How Morality Evolved

Audiobook
1 of 1 copy available
1 of 1 copy available

"It's the animal in us," we often hear when we've been bad. But why not when we're good? Primates and Philosophers tackles this question by exploring the biological foundations of one of humanity's most valued traits: morality.

In this provocative audiobook, primatologist Frans de Waal argues that modern-day evolutionary biology takes far too dim a view of the natural world, emphasizing our "selfish" genes.

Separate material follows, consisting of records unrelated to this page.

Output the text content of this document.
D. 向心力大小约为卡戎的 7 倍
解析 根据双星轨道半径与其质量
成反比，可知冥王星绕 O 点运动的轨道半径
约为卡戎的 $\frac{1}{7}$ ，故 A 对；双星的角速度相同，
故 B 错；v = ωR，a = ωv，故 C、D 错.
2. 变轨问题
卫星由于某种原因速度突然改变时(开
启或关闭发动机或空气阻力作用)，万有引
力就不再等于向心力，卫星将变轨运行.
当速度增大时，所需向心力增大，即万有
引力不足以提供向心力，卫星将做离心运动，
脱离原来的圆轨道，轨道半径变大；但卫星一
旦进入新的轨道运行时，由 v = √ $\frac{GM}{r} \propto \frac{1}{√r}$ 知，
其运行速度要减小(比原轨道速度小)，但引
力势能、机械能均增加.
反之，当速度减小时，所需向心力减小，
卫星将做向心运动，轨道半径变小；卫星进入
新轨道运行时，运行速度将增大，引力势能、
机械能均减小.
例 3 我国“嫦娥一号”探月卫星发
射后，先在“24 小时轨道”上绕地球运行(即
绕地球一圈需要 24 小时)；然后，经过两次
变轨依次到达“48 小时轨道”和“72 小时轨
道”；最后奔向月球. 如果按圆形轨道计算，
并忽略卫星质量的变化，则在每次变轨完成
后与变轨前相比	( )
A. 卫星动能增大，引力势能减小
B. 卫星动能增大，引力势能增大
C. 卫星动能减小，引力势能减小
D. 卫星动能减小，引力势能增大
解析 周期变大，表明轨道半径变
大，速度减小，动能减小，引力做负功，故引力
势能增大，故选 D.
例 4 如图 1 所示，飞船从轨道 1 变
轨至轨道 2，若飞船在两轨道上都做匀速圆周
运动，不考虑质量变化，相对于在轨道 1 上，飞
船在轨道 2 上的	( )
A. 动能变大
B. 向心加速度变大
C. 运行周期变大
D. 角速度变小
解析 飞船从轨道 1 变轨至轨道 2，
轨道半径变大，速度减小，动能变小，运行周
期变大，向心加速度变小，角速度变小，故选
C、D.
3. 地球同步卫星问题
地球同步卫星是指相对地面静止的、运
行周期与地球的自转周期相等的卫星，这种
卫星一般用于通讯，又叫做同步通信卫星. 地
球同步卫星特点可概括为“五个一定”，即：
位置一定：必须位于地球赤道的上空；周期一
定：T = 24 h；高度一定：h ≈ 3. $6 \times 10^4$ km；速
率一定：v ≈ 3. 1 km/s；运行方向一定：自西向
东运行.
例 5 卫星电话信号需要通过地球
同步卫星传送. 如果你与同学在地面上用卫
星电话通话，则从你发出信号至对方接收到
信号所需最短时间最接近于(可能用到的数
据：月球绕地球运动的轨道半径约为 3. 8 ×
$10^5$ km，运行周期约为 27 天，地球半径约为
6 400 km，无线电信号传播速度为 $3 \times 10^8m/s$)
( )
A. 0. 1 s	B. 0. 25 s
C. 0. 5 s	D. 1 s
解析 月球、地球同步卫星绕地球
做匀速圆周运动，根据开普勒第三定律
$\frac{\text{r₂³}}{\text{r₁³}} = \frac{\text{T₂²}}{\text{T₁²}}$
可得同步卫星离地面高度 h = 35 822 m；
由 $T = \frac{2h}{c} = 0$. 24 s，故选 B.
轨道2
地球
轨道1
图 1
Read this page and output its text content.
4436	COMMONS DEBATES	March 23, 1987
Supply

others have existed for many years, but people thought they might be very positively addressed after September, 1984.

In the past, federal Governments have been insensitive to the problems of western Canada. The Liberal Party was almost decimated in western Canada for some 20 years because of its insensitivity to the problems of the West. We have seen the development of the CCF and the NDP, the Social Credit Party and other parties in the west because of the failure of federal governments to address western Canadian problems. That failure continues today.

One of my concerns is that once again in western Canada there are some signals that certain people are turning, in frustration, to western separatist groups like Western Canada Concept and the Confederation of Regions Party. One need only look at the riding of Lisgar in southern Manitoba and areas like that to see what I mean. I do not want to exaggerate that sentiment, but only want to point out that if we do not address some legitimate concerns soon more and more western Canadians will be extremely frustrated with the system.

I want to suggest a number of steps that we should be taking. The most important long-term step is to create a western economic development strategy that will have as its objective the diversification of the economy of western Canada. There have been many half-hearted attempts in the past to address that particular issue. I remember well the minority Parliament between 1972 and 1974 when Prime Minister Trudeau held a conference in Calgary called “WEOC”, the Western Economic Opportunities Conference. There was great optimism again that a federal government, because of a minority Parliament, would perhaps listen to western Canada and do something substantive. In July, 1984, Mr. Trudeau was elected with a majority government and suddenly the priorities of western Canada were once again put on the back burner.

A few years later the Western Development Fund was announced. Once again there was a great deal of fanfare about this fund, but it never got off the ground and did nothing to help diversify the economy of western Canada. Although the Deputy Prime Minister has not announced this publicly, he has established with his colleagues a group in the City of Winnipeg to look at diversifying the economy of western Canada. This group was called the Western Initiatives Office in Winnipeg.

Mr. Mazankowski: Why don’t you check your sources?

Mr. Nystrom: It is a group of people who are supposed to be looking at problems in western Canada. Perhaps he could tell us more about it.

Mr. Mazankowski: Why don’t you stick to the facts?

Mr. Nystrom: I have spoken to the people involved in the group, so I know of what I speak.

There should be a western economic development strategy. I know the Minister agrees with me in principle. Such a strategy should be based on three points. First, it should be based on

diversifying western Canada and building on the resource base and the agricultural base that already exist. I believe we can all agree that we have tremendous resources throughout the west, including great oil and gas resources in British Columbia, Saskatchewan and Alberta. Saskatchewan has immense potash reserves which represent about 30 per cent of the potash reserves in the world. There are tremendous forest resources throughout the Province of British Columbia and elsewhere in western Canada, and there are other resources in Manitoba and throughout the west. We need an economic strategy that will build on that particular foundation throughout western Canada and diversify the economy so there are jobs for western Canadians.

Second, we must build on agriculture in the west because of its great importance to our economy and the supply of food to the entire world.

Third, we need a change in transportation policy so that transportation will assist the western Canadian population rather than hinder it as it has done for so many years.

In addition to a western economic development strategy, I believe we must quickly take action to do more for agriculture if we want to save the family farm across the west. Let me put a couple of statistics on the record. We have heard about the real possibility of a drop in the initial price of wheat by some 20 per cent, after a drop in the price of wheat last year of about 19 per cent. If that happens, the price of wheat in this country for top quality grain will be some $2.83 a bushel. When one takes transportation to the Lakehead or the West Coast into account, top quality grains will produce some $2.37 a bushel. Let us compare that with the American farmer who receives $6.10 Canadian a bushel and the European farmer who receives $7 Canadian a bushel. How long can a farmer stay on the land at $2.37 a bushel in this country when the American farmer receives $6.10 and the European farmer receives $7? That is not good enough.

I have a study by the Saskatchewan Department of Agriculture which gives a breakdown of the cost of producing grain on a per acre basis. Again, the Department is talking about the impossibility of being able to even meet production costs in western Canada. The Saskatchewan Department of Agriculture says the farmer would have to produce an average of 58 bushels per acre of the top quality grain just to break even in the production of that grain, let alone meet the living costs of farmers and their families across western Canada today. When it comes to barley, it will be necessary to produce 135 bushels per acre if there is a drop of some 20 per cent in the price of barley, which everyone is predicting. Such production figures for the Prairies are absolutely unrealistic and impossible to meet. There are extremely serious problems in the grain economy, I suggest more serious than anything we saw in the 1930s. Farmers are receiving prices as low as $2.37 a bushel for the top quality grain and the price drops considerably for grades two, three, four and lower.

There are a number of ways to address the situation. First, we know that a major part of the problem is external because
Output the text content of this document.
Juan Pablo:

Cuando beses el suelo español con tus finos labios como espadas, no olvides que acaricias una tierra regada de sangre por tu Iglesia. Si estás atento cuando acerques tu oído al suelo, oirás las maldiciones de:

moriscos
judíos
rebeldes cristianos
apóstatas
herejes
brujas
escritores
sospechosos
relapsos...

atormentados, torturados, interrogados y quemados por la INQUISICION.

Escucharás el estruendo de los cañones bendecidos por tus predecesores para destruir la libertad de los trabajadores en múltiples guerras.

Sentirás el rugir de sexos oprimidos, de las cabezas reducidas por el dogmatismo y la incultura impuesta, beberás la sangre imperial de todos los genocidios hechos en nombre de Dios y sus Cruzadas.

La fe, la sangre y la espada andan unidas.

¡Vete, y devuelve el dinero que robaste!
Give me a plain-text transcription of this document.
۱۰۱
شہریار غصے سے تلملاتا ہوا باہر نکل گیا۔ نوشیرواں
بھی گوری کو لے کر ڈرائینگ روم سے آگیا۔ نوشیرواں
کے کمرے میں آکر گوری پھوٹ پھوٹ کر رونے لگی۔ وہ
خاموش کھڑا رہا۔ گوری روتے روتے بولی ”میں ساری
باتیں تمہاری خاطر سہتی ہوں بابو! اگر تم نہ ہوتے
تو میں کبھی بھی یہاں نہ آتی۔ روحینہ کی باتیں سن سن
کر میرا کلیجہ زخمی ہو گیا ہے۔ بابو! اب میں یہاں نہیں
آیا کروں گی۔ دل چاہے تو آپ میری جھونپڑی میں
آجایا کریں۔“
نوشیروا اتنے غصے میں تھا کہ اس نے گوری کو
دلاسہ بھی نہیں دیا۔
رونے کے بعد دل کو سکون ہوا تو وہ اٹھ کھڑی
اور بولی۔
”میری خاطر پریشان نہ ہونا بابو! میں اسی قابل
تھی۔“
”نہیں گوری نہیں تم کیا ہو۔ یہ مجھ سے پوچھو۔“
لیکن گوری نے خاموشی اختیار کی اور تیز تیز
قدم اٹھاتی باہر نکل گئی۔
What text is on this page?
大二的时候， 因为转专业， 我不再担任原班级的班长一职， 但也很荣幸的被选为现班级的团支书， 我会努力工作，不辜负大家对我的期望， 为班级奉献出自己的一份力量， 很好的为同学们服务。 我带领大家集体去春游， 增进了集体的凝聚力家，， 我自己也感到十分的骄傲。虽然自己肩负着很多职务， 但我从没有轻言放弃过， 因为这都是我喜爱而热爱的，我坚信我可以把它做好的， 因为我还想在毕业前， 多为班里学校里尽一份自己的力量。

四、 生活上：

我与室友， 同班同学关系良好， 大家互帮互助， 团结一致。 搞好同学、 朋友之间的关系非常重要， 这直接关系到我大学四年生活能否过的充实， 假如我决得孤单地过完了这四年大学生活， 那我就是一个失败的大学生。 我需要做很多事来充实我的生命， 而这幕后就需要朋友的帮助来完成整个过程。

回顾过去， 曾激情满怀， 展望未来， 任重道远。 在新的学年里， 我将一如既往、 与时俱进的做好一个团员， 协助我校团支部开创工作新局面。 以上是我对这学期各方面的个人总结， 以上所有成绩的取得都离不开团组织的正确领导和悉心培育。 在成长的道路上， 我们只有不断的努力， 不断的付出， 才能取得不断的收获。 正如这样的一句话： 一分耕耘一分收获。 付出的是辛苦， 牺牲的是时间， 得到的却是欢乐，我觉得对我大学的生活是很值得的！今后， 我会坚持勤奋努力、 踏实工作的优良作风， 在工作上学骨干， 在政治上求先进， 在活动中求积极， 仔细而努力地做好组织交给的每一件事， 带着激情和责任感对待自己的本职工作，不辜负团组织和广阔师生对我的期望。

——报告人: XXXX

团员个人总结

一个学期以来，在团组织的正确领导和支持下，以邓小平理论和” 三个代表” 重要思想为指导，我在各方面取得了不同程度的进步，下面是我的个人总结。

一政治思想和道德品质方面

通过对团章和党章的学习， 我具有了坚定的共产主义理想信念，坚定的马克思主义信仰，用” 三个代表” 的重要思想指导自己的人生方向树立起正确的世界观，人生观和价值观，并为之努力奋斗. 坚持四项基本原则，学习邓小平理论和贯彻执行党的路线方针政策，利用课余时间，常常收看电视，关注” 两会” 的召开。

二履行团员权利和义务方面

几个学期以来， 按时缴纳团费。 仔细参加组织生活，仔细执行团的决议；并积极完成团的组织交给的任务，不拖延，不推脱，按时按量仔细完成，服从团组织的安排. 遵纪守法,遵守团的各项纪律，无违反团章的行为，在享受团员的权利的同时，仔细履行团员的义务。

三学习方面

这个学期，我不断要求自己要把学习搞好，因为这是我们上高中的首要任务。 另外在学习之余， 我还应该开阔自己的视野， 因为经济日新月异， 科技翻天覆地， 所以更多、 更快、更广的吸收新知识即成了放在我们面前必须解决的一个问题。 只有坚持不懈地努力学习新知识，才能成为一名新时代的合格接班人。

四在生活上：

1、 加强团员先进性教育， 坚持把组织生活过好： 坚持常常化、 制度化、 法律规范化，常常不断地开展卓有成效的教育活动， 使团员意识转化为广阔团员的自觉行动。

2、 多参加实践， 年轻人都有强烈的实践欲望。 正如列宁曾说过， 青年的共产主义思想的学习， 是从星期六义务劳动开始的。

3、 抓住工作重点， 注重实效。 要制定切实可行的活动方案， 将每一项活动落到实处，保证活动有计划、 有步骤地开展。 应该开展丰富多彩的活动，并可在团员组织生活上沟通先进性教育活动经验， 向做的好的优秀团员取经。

Science has thus exacerbated our reciprocal habits of blaming nature when we act badly and labeling the good things we do as "humane". Seeking the origin of human morality not in evolution but in human culture, science insists that we are moral by choice, not by nature.

Citing remarkable evidence based on his extensive research of primate behavior, de Waal attacks "Veneer Theory", which posits morality as a thin overlay on an otherwise nasty nature. He explains how we evolved from a long line of animals that care for the weak and build cooperation with reciprocal transactions. Drawing on both Darwin and recent scientific advances, de Waal demonstrates a strong continuity between human and animal behavior. In the process, he also probes issues such as anthropomorphism and human responsibilities toward animals.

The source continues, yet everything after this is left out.